Kaurna territory extended from Cape Jervis at the bottom of the Fleurieu Peninsula to Port Wakefield on the eastern shore of Gulf St Vincent, and as far north as Crystal Brook in the Mid North. Tindale claimed clans were found living in the vicinity of Snowtown, Blyth, Hoyleton, Hamley Bridge, Clarendon, Gawler and Myponga. The stringy bark forests of the Mount Lofty Ranges have been claimed as a traditional boundary between Kaurna and Peramangk people. Tunkalilla Beach (keinari), 20 kilometres (12 mi) east of Cape Jervis, is the traditional boundary with the Ramindjeri.

This is the most widely cited alignment of Kaurna territorial boundaries. However the neighboring Ramindjeri tribe assert a historical territory including the whole southern portion of the Fleurieu Peninsula and Kangaroo Island, extending as far north as Noarlunga or even the River Torrens. This overlaps a significant portion of the territory claimed by both the Kaurna and the neighboring Ngarrindjeri to the east. However, linguistic evidence suggests that the aborigines encountered by Colonel Light at Rapid Bay in 1836 were Kaurna speakers. Ronald and Catherine Berndt's ethnographic study, which was conducted in the 1930s, identified six Ngarrindjeri clans occupying the coast from Cape Jervis to a few kilometres south of Adelaide. Berndt posits that the clans may have expanded along trade routes as the Kaurna were dispossessed by colonists.

A main Kaurna presence was in Tarndanyangga ("red kangaroo rock place") near the River Torrens and the creeks that flowed into it, an area which became the site of the Adelaide city centre.
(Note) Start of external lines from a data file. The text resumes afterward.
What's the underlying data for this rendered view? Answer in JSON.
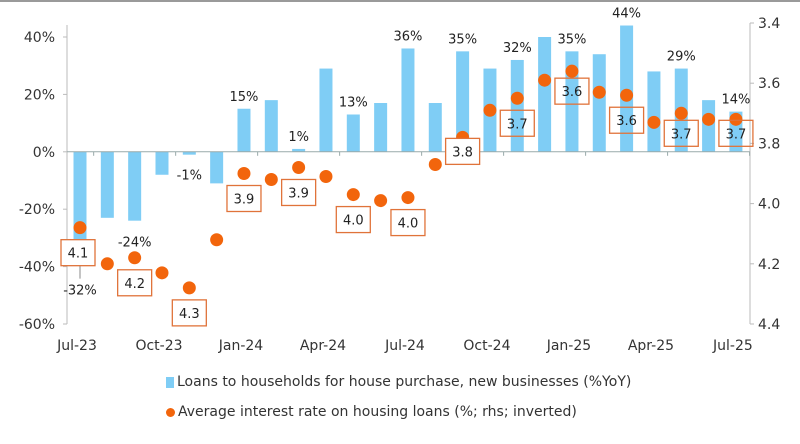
{
  "chart_data": {
    "type": "bar+scatter",
    "categories": [
      "Jul-23",
      "Aug-23",
      "Sep-23",
      "Oct-23",
      "Nov-23",
      "Dec-23",
      "Jan-24",
      "Feb-24",
      "Mar-24",
      "Apr-24",
      "May-24",
      "Jun-24",
      "Jul-24",
      "Aug-24",
      "Sep-24",
      "Oct-24",
      "Nov-24",
      "Dec-24",
      "Jan-25",
      "Feb-25",
      "Mar-25",
      "Apr-25",
      "May-25",
      "Jun-25",
      "Jul-25"
    ],
    "x_tick_labels": [
      "Jul-23",
      "Oct-23",
      "Jan-24",
      "Apr-24",
      "Jul-24",
      "Oct-24",
      "Jan-25",
      "Apr-25",
      "Jul-25"
    ],
    "left_axis": {
      "ylim": [
        -60,
        40
      ],
      "ticks": [
        "40%",
        "20%",
        "0%",
        "-20%",
        "-40%",
        "-60%"
      ],
      "tick_values": [
        40,
        20,
        0,
        -20,
        -40,
        -60
      ]
    },
    "right_axis": {
      "ylim": [
        3.4,
        4.4
      ],
      "inverted": true,
      "ticks": [
        "3.4",
        "3.6",
        "3.8",
        "4.0",
        "4.2",
        "4.4"
      ],
      "tick_values": [
        3.4,
        3.6,
        3.8,
        4.0,
        4.2,
        4.4
      ]
    },
    "grid": false,
    "legend_position": "bottom",
    "series": [
      {
        "name": "Loans to households for house purchase, new businesses (%YoY)",
        "type": "bar",
        "axis": "left",
        "color": "#7fcdf5",
        "values": [
          -32,
          -23,
          -24,
          -8,
          -1,
          -11,
          15,
          18,
          1,
          29,
          13,
          17,
          36,
          17,
          35,
          29,
          32,
          40,
          35,
          34,
          44,
          28,
          29,
          18,
          14
        ],
        "data_labels": [
          "-32%",
          null,
          "-24%",
          null,
          "-1%",
          null,
          "15%",
          null,
          "1%",
          null,
          "13%",
          null,
          "36%",
          null,
          "35%",
          null,
          "32%",
          null,
          "35%",
          null,
          "44%",
          null,
          "29%",
          null,
          "14%"
        ]
      },
      {
        "name": "Average interest rate on housing loans (%; rhs; inverted)",
        "type": "scatter",
        "axis": "right",
        "color": "#f2650c",
        "values": [
          4.08,
          4.2,
          4.18,
          4.23,
          4.28,
          4.12,
          3.9,
          3.92,
          3.88,
          3.91,
          3.97,
          3.99,
          3.98,
          3.87,
          3.78,
          3.69,
          3.65,
          3.59,
          3.56,
          3.63,
          3.64,
          3.73,
          3.7,
          3.72,
          3.72
        ],
        "data_labels": [
          "4.1",
          null,
          "4.2",
          null,
          "4.3",
          null,
          "3.9",
          null,
          "3.9",
          null,
          "4.0",
          null,
          "4.0",
          null,
          "3.8",
          null,
          "3.7",
          null,
          "3.6",
          null,
          "3.6",
          null,
          "3.7",
          null,
          "3.7"
        ]
      }
    ]
  }
}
Kaurna also resided in the Burnside Suburb area; an early settler of the village of Beaumont described the local people thus:
At every creek and gully you would see their wurlies and their fires at night ... often as many as 500 to 600 would be camped in various places ... some behind the Botanic Gardens on the banks of the river; some toward the Ranges; some on the Waterfall Gully.